Posted by your friends at Bridge Haven
For many people, the holidays are marked with expected seasonal stressors such as social obligations, travel hassles, holiday decorating, year-end deadlines, crowded malls, money worries and family gatherings. But despite the added pressures, many people cherish the holiday season because it represents valuable time spent celebrating with family and reconnecting with one another. For families with aging or elderly parents, the holiday get-together is often the trigger alerting the family that parents are struggling to care for themselves. In fact, “family members who don’t see parents regularly may actually be better able to recognize physical or mental decline or small changes in wellbeing, “says Judy Bellome, C.E.O. of Visiting Nurses. “This time of year families really are able to check on their aging relatives. Maybe a grandchild comes home from college to recognize grandma has lost significant weight, or an invitation to have dad over for a holiday meal reveals he is walking slower than usual,” says Bellome. When this occurs, she suggests that families look for the following:
Changes in Health
- Unexplained bruising
- Weight loss
- Difficulty walking or getting up from a seated position
- Forgetting medications or taking more pills than the prescribed dosage
Changes in Wellbeing
- Loss of interest in family, friends or favorite activities
- Missed appointments, especially important doctor visits
- Changes in mood or lack of emotional control
- Forgetfulness, confusion or frustration doing routine tasks
Changes in Appearance
- Unpleasant body odor from infrequent bathing
- Decline in grooming habits such as forgetting to comb or style hair
- Bad breath from lack of tooth brushing
- Wearing wrinkled, disheveled or dirty clothing
Changes in Household
- Spoiled food
- Laundry piling up
- Dirty dishes stacked in the kitchen sink and on counter tops
- Excessive visible debris on carpeting or flooring
- Insects or ant infestation
- Stacks of unopened mail, late payment notices or calls from bill collectors
- Strong foul smell in the home
Recognizing these deficiencies is the key to taking action. If several of these warning signs are present, experts advise families to proactively discuss the necessary steps to help keep their loved ones safe and healthy. Families might begin discussing concerns such as whether or not parents will be safe at home during the winter months, or whether they will be able to visit regularly, even in dangerous weather.

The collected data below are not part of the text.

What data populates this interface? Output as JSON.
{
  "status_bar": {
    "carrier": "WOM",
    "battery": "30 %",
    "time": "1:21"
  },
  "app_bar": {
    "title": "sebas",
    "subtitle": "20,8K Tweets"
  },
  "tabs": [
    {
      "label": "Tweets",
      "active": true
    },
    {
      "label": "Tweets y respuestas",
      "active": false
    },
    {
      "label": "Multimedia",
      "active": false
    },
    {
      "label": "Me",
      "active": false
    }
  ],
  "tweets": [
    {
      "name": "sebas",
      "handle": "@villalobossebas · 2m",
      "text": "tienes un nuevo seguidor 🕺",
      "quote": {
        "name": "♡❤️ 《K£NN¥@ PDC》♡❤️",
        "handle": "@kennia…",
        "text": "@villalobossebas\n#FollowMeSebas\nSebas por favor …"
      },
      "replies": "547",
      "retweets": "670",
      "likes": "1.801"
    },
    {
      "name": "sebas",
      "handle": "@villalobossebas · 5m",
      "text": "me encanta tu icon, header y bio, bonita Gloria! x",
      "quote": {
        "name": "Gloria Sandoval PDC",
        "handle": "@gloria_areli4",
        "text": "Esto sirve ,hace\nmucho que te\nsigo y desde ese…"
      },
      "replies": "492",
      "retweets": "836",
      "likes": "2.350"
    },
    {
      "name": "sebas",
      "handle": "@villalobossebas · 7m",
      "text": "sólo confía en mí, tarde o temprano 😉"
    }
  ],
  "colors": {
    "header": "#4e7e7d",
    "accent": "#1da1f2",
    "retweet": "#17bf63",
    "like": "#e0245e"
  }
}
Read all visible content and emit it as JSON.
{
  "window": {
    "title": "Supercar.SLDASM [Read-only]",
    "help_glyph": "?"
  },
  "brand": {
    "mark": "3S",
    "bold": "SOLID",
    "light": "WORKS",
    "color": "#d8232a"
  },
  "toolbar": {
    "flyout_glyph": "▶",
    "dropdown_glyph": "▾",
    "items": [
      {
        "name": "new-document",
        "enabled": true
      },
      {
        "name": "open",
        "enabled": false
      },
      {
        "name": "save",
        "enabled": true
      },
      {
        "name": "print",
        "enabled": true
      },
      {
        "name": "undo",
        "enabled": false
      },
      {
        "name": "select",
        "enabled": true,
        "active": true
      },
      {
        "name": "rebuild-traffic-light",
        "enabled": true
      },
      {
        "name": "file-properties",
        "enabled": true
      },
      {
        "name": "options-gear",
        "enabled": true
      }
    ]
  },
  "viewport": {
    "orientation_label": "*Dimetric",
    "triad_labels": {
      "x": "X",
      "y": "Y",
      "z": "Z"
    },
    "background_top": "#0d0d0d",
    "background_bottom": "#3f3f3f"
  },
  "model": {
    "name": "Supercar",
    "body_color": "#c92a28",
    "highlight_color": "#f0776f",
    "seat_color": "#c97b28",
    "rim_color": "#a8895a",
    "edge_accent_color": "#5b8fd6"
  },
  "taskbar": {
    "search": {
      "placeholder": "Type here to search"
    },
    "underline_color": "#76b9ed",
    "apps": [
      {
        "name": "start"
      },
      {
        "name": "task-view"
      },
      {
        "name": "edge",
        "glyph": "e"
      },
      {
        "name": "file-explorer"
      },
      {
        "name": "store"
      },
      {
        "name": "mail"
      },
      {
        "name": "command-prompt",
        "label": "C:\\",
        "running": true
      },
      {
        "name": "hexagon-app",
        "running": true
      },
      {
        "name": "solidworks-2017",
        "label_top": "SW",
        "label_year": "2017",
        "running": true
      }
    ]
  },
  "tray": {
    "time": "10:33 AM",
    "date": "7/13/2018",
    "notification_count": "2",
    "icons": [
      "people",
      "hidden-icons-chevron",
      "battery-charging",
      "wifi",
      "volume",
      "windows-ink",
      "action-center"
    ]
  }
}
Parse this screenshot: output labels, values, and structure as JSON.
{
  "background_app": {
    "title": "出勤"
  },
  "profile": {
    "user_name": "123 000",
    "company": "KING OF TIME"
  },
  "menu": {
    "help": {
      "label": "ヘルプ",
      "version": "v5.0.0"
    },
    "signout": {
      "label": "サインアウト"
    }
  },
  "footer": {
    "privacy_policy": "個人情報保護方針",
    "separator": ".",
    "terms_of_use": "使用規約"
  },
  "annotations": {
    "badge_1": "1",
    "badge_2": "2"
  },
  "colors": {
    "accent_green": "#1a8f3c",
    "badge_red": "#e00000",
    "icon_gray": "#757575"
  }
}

“Our Private Duty program helps seniors in their homes with non-medical needs such as laundry, housekeeping, or grocery store runs. We see a lot more need for this service during the holidays because caretakers want to make sure they have the best care possible for their parents,” says Bellome.
Robert Wilson has similar sentiments. “Bridge Haven experiences a dramatic increase in referrals and inquiries this time of year,” says Robert Wilson, executive director for an assisted living and memory care community in Lawrence. “Reaching out to help vulnerable elders before difficulties occur may prevent future falls, fractures, or seasonal illness that could mean a trip to the emergency room. Families typically discuss alternate care options when parents are no longer safe at home and would benefit from full-time care, “ says Wilson.
“With services like these, there comes a price. But there is one thing you can’t put a price on, and that is the health and safety of your loved one,” says Celia Patti whose husband recently moved into Bridge Haven assisted living. This is exactly what many families begin thinking about during the holiday season. Providing a stable and safe environment for their family members is first priority for her. “It is so important Jim is cared for in a comfortable and safe environment,” says Celia Patti.
Many families find this living environment actually enriches their time together because they are not spending time doing chores for loved ones, ” says Robert Wilson. Knowing and recognizing these four lifestyle changes is key to keeping loved ones safe and healthy, in the winter season, and all year round.